I find that my desk this morning reflects well the shifting and mixing that I’m working on these days. I notice that I’m working simultaneously on several things… the hot cereal and fruit in my bowl… taking notes from a yoga book to improve the practice I just finished… still reading the latest issue of Yes! magazine, on our cultural/community shift from Empire to Earth Community… keeping an eye on market reactions to consumer confidence and Fed notes releases… two fledgling books on Open Space, one to edit, one to co-author… and into all of that Jill rings in from London to say good night. Add in the email box with responses due to Nepal, Sweden, Australia and a few other places… and you’ve got a pretty good snapshot of what’s attempting to come together here… body, community, environment, markets, books, conversations, relationship.

Inviting Life

Yes, well, I’ve done it again. What started as the GlobalChicago Weblog, became Pea Soup when I moved to London, then (did I miss one in here?) became Practice Matters, after absorbing SmallChangeNews, has now been christened Inviting Life.

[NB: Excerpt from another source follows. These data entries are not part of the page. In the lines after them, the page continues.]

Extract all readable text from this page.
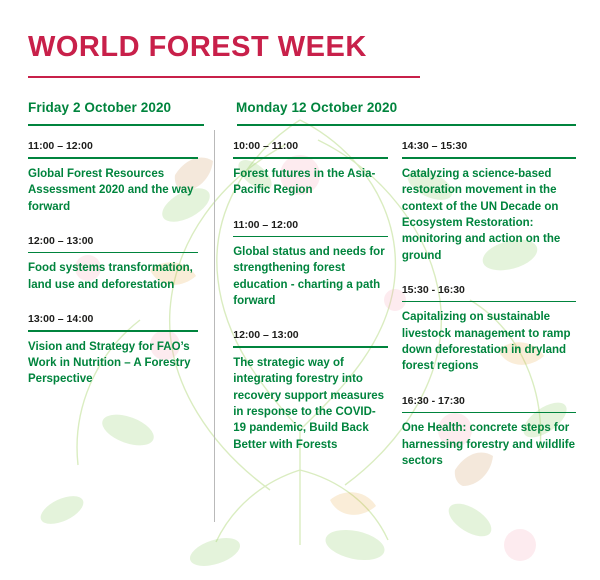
WORLD FOREST WEEK
Friday 2 October 2020	Monday 12 October 2020
11:00 – 12:00
Global Forest Resources Assessment 2020 and the way forward
12:00 – 13:00
Food systems transformation, land use and deforestation
13:00 – 14:00
Vision and Strategy for FAO’s Work in Nutrition – A Forestry Perspective
10:00 – 11:00
Forest futures in the Asia-Pacific Region
11:00 – 12:00
Global status and needs for strengthening forest education - charting a path forward
12:00 – 13:00
The strategic way of integrating forestry into recovery support measures in response to the COVID-19 pandemic, Build Back Better with Forests
14:30 – 15:30
Catalyzing a science-based restoration movement in the context of the UN Decade on Ecosystem Restoration: monitoring and action on the ground
15:30 - 16:30
Capitalizing on sustainable livestock management to ramp down deforestation in dryland forest regions
16:30 - 17:30
One Health: concrete steps for harnessing forestry and wildlife sectors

When Global Chicago (the site, not the weblog) started in 1998, the whole point of it was to connect Global movements with Local people and activities. What I like about this new name is that Life feels bigger than Global, and the practice of Inviting seems more intimate still, than Local. Growth in two directions, and still whole!

Great Great Great…

Today my friend Katie Brick and I traded several emails, trying to figure out if we share a set of great great great great grandparents. She and I met years ago through a Fast Company group in Chicago. Even if we’re not related, it seems certain that our ancestors partied together on the outskirts of Detroit, circa 1850. What I emailed her today was a bit of data from a family history a great aunt of mine did in 1945. Katie’s still checking the story on her side for overlaps.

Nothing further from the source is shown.